When the sheet resistance of the Al wiring is 50 mΩ, the coil has an inductance of 16 nH and a resistance of 10Ω. The oscillation frequency is 400 MHz when the capacitance for determining the oscillation frequency is 10 pF in parallel with the inductance.
The substantial load resistance r at this time is 160Ω, and the necessary mutual conductance gm of the transistor in the oscillation circuit 31 is 12.5 mS or more.
As a result, a source current of several mA can be obtained with a MOS transistor having a gate length of 0.35 μm and a gate width of 100 μm.

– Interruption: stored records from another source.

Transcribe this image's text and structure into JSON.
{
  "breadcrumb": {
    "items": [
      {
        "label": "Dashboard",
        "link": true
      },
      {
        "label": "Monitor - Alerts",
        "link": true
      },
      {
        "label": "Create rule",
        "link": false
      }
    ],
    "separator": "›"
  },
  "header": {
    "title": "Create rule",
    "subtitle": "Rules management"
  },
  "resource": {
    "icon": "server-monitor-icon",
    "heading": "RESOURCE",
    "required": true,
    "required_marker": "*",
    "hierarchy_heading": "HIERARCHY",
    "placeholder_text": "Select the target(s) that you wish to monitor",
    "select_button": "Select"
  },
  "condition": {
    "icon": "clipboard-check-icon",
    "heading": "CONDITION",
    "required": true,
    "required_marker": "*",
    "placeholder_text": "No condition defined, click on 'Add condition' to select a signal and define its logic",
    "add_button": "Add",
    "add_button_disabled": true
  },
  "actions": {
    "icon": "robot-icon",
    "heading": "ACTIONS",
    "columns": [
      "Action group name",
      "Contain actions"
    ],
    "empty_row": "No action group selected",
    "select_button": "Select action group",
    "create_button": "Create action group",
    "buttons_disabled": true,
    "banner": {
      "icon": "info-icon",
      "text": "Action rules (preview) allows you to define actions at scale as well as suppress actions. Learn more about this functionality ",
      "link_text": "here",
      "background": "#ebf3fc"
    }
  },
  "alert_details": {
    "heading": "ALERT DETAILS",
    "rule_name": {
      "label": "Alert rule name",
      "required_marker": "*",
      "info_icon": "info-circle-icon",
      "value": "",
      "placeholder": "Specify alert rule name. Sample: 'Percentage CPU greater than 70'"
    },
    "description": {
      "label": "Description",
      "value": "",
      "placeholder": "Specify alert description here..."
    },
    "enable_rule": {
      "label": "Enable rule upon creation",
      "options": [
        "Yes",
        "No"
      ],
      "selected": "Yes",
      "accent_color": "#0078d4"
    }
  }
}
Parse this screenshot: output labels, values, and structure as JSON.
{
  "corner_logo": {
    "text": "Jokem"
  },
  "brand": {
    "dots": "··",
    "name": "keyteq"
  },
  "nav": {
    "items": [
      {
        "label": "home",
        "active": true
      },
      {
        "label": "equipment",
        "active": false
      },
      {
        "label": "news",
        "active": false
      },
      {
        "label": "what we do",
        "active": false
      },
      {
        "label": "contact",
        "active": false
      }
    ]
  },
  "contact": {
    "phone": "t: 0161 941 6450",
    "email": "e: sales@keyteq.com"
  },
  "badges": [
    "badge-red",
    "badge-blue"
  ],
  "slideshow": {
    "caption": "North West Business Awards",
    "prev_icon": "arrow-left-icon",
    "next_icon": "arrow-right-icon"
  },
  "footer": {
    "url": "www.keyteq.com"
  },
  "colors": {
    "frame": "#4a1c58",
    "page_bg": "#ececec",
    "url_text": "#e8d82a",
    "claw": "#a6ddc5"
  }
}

As described above, the spiral coil is formed inside the high frequency superposition IC, and all the circuit elements are built in the high frequency superposition IC, so that there is no need to arrange a highly accurate resistance element or inductance element outside the high frequency superposition IC. It is possible to improve the accuracy of the oscillation frequency, reduce the temperature change, and reduce unnecessary radiation.
Since the spiral coil having the inductance L1 has a diameter of several hundred μm, it is desirable to use a nonmagnetic metal that does not affect the inductance L1 for the metal plate 14 to which the high frequency superposition IC 20 is fixed.

  The high cut filter circuit 32 is a circuit for suppressing harmonic components generated in the oscillation circuit 31. Since the semiconductor laser element 16 has a large parasitic capacitance that reduces the efficiency of the high-frequency superimposed current, harmonic components having a frequency higher than the oscillation frequency almost flow into the parasitic capacitance, and the efficiency does not contribute to the actual superposition. bad. In addition, since the harmonic component has a high frequency, it easily leaks from the output circuit that requires a large power supply current to the power supply line, and becomes a factor of increasing unnecessary radiation. For this reason, by providing the high-cut filter circuit 32 in the previous stage of the output circuit 33, the harmonic component generated in the oscillation circuit 31 can be removed by the high-cut filter circuit 32. Since the output circuit 33 amplifies only the component of the necessary fundamental frequency and supplies it to the semiconductor laser device 16, it is more efficient and can reduce unnecessary radiation.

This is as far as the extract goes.